Finally, you have the land. You are building your dream house and so far so good. Now, all that you can think of is insulation. But there is also a big question in your mind – 'what type of insulation should I consider?'
All the insulation materials available come at least in one of the four forms – batts, loose fills, rigid boards and spray foams.
One of the most commonly used type of insulation, batts can fit comfortably between wall studs and floor beams. Faced batts can be used for basement as they provide high flame resistance. Foil-faced batts are also used widely in cathedral roofs.
The material is usually fibre glass but you can also find that mineral and plastic fibres are woven into thick blankets of insulation. Their R-value is around 3.5 per inch. Remember, the higher the R-value of insulation, higher is the comfort level.
This means that you will experience less heat intrusion into your house in summers and lower heat loss in winters. If correctly installed with proper air sealing, it can help in reducing your air cooling and heating expenses significantly. What’s more? It is cost effective too.

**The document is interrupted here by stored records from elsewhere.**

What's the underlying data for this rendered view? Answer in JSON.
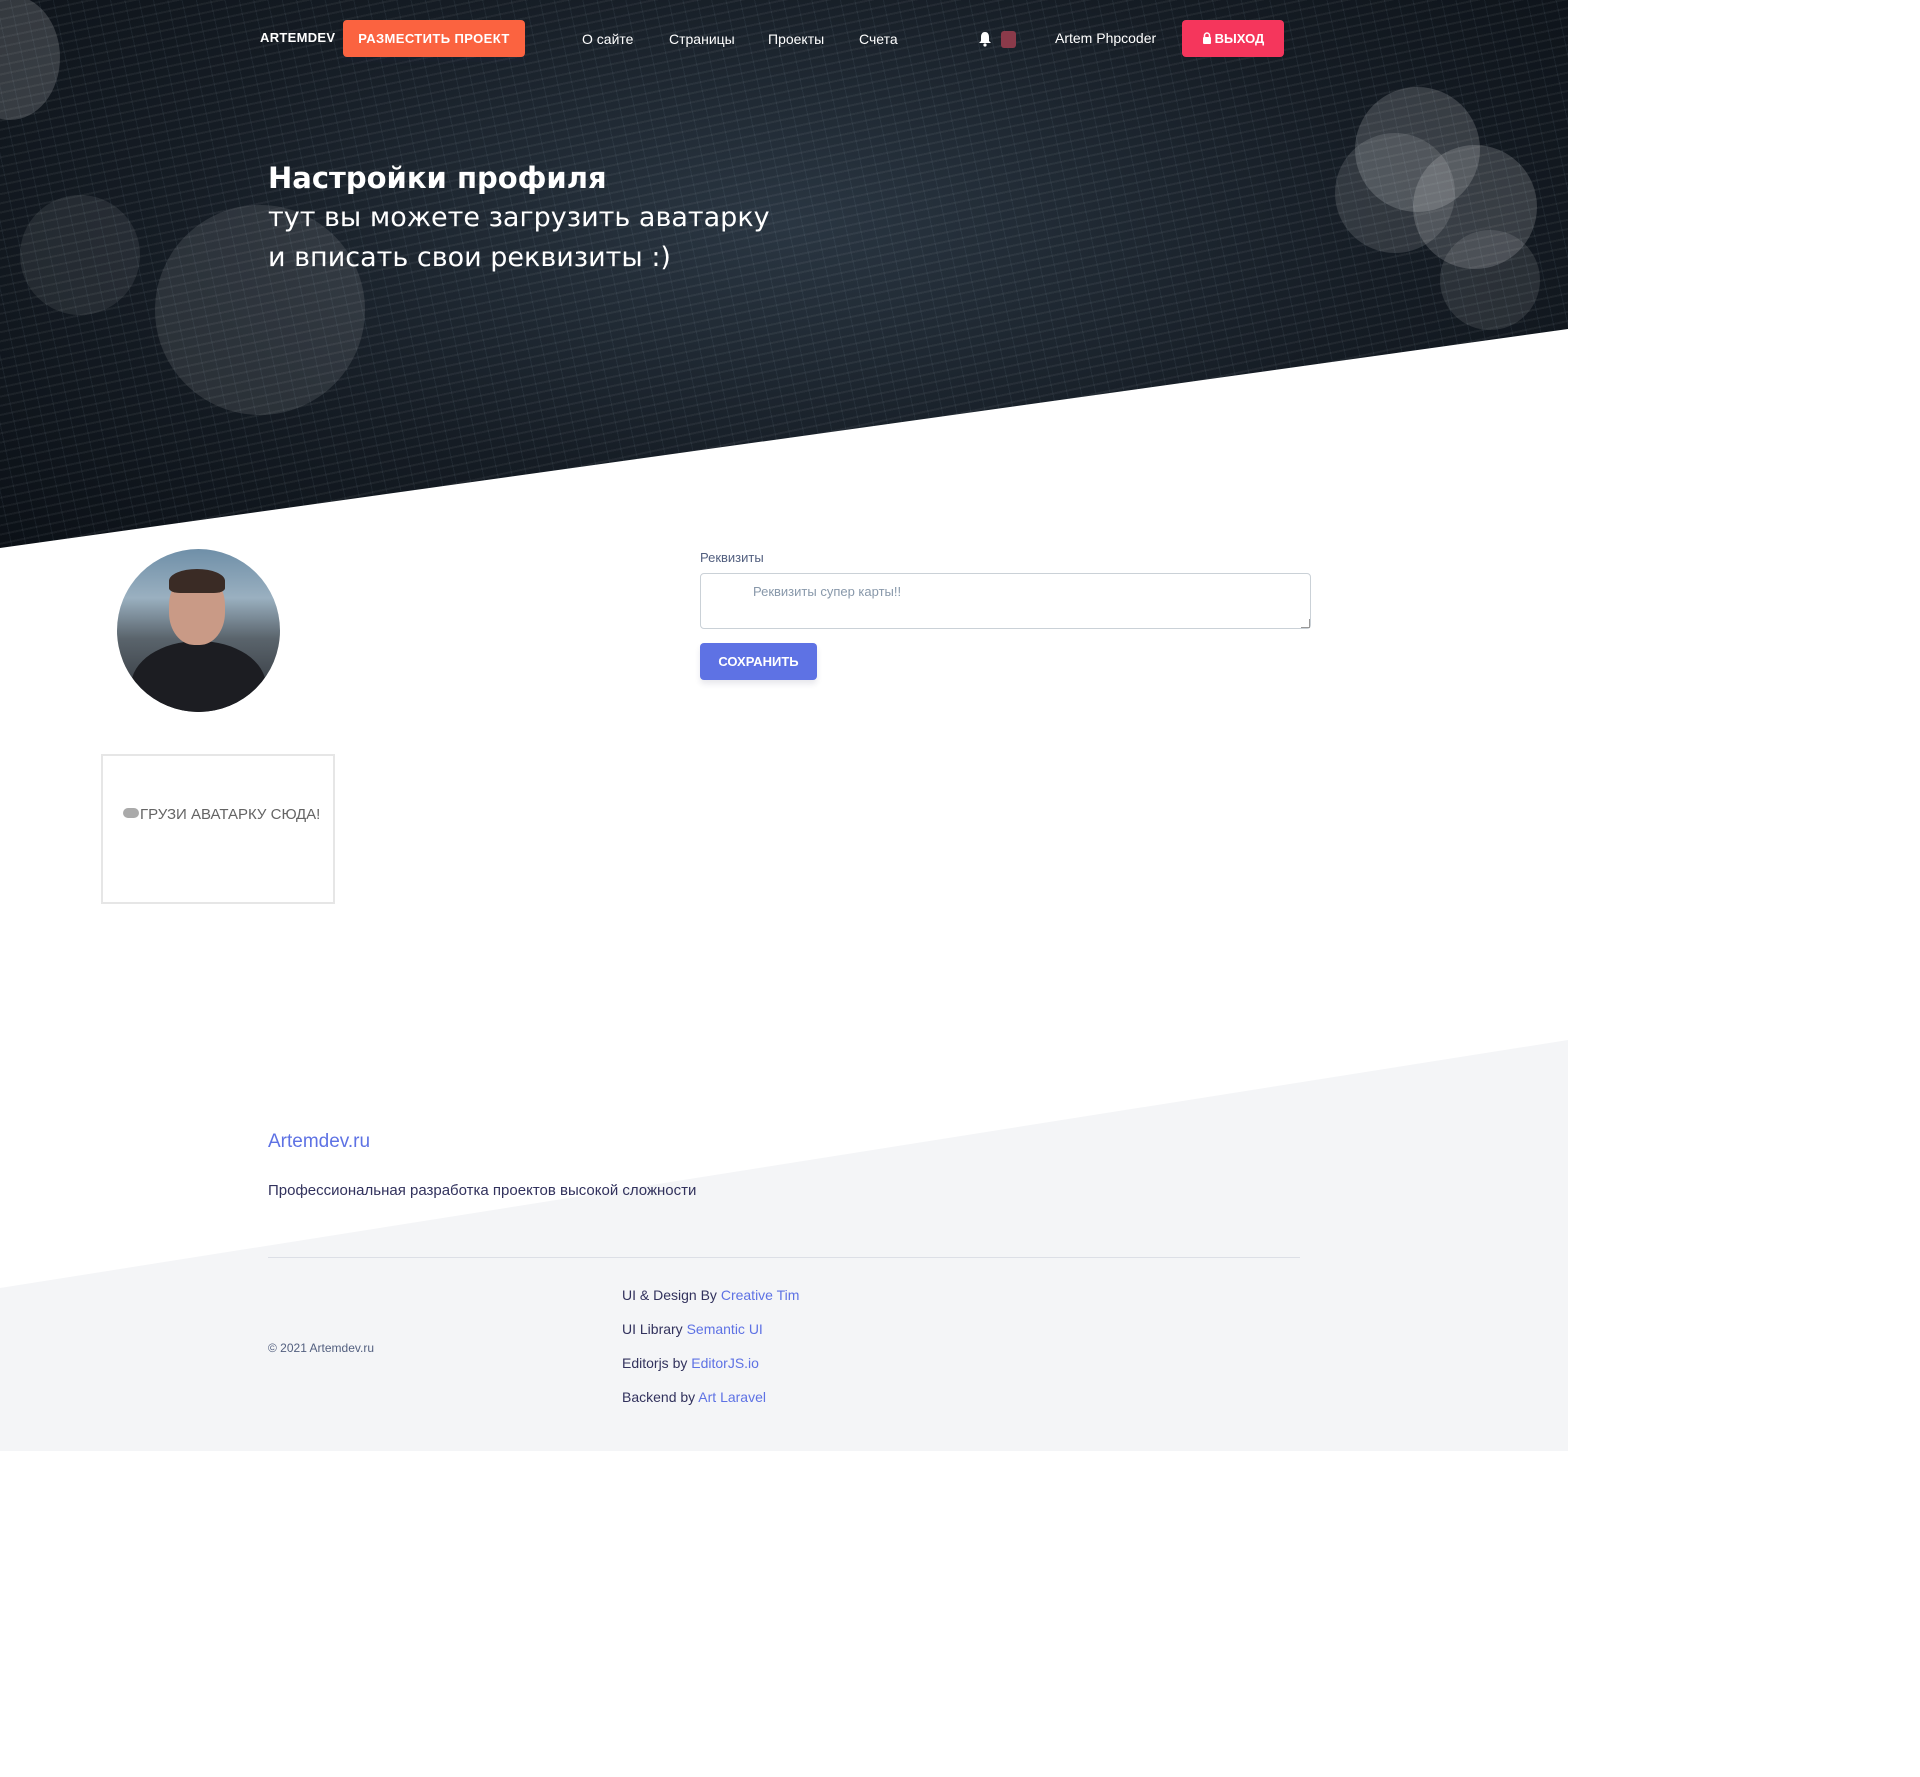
{
  "navbar": {
    "brand": "ARTEMDEV",
    "post_project_label": "РАЗМЕСТИТЬ ПРОЕКТ",
    "links": [
      "О сайте",
      "Страницы",
      "Проекты",
      "Счета"
    ],
    "username": "Artem Phpcoder",
    "logout_label": "ВЫХОД"
  },
  "hero": {
    "title": "Настройки профиля",
    "subtitle_line1": "тут вы можете загрузить аватарку",
    "subtitle_line2": "и вписать свои реквизиты :)"
  },
  "profile": {
    "dropzone_text": "ГРУЗИ АВАТАРКУ СЮДА!",
    "requisites_label": "Реквизиты",
    "requisites_value": "Реквизиты супер карты!!",
    "save_label": "СОХРАНИТЬ"
  },
  "footer": {
    "brand": "Artemdev.ru",
    "tagline": "Профессиональная разработка проектов высокой сложности",
    "copyright": "© 2021 Artemdev.ru",
    "credits": [
      {
        "prefix": "UI & Design By",
        "link": "Creative Tim"
      },
      {
        "prefix": "UI Library",
        "link": "Semantic UI"
      },
      {
        "prefix": "Editorjs by",
        "link": "EditorJS.io"
      },
      {
        "prefix": "Backend by",
        "link": "Art Laravel"
      }
    ]
  },
  "colors": {
    "accent_orange": "#fb6340",
    "accent_red": "#f5365c",
    "primary": "#5e72e4"
  }
}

The problem with Batts is that they come only in standard sizes and cannot fit easily into areas like attics with wires and pipes. Loose fills are basically loose fibres or small pellets and they can easily fit into building cavities of any shape. The R-value is 3 per inch.
Loose fills are mostly made of fibreglass, rock wool cellulose and polystyrene.

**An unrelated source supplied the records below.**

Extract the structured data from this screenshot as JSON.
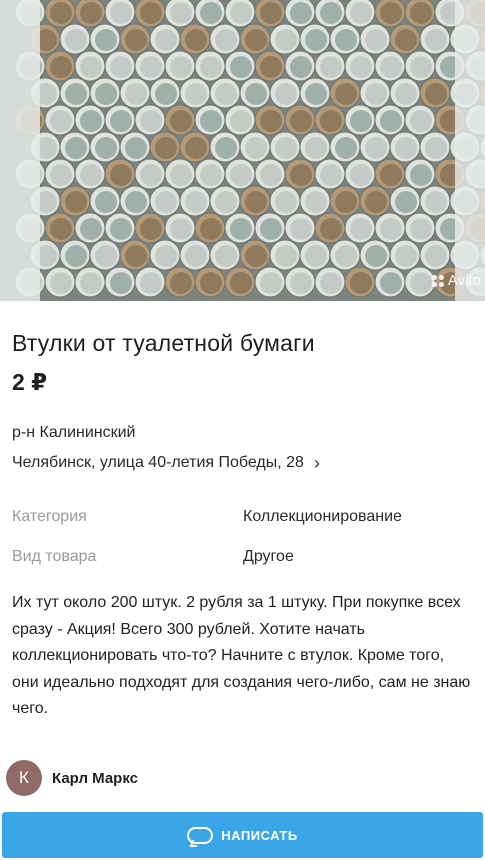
{
  "listing": {
    "watermark": "Avito",
    "title": "Втулки от туалетной бумаги",
    "price": "2 ₽",
    "district": "р-н Калининский",
    "address": "Челябинск, улица 40-летия Победы, 28",
    "params": [
      {
        "label": "Категория",
        "value": "Коллекционирование"
      },
      {
        "label": "Вид товара",
        "value": "Другое"
      }
    ],
    "description": "Их тут около 200 штук. 2 рубля за 1 штуку. При покупке всех сразу - Акция! Всего 300 рублей. Хотите начать коллекционировать что-то? Начните с втулок. Кроме того, они идеально подходят для создания чего-либо, сам не знаю чего."
  },
  "seller": {
    "initial": "К",
    "name": "Карл Маркс"
  },
  "actions": {
    "write_label": "НАПИСАТЬ"
  },
  "icons": {
    "address_chevron": "chevron-right-icon",
    "write": "chat-bubble-icon"
  },
  "colors": {
    "button": "#3aa6e8",
    "avatar": "#8f6a66",
    "muted_label": "#9a9a9a"
  }
}
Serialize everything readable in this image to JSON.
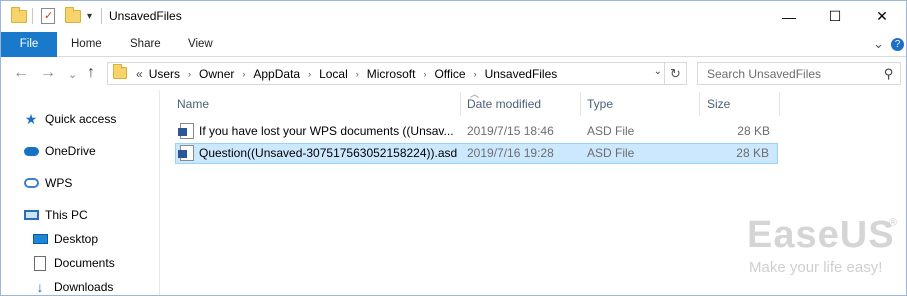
{
  "window": {
    "title": "UnsavedFiles",
    "controls": {
      "minimize": "—",
      "maximize": "☐",
      "close": "✕"
    }
  },
  "ribbon": {
    "tabs": [
      "File",
      "Home",
      "Share",
      "View"
    ],
    "expand_glyph": "⌄",
    "help_glyph": "?"
  },
  "address": {
    "overflow": "«",
    "crumbs": [
      "Users",
      "Owner",
      "AppData",
      "Local",
      "Microsoft",
      "Office",
      "UnsavedFiles"
    ],
    "separator": "›",
    "search_placeholder": "Search UnsavedFiles"
  },
  "nav": {
    "back": "←",
    "forward": "→",
    "recent": "⌄",
    "up": "↑",
    "items": [
      {
        "label": "Quick access",
        "icon": "star-icon"
      },
      {
        "label": "OneDrive",
        "icon": "onedrive-cloud-icon"
      },
      {
        "label": "WPS",
        "icon": "wps-cloud-icon"
      },
      {
        "label": "This PC",
        "icon": "computer-icon"
      },
      {
        "label": "Desktop",
        "icon": "desktop-icon"
      },
      {
        "label": "Documents",
        "icon": "documents-icon"
      },
      {
        "label": "Downloads",
        "icon": "downloads-icon"
      }
    ]
  },
  "columns": {
    "name": "Name",
    "date": "Date modified",
    "type": "Type",
    "size": "Size"
  },
  "files": [
    {
      "name": "If you have lost your WPS documents ((Unsav...",
      "date": "2019/7/15 18:46",
      "type": "ASD File",
      "size": "28 KB",
      "selected": false
    },
    {
      "name": "Question((Unsaved-307517563052158224)).asd",
      "date": "2019/7/16 19:28",
      "type": "ASD File",
      "size": "28 KB",
      "selected": true
    }
  ],
  "watermark": {
    "brand": "EaseUS",
    "registered": "®",
    "tagline": "Make your life easy!"
  },
  "colors": {
    "accent": "#1979ca",
    "selection": "#cce8ff",
    "selection_border": "#99d1ff"
  }
}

Care has to be taken to install the loose fills in vents with the required density; else there may be a reduction in effectiveness of air sealing over time. The condition is called fluffing and it leads to reduction in the R-value. Hence, loose fills can prove to be risky at a lot of times.
Rigid Boards are usually installed between joists and studs. They can also be used in foundation walls effectively as they are more water resistant than any other type of insulation. Only a few materials used for making rigid boards (Polyisocyanurate) are not used underground, as they absorb moisture.
Nevertheless, rigid boards can provide very good insulation from heat. They can provide R-values up to 35 (for a considerably thick board). Also, they last long. The only difficulty is screwing the boards to the walls. Is it not worth a life of comfort thereafter?
Liquid foams can be blown into even tiny cavity with much ease. When sprayed, they expand and fit perfectly into the shape of a cavity. A thermal insulator such as dry wall has to cover the foam. For effective insulation in cooler climates, the insulation should be much thicker.
They act as a better air barrier than batts, hence the cost of an additional vapour retardant is reduced. The entire setting is costlier than the conventionally used batts. But, they have proved themselves worthy of such cost.
Now that you know the various types of insulation available, it is time to choose one that suits your house. It is better to choose a safer and more comfortable insulation material in order to reduce refortification costs. If your house is already built, it is time to upgrade.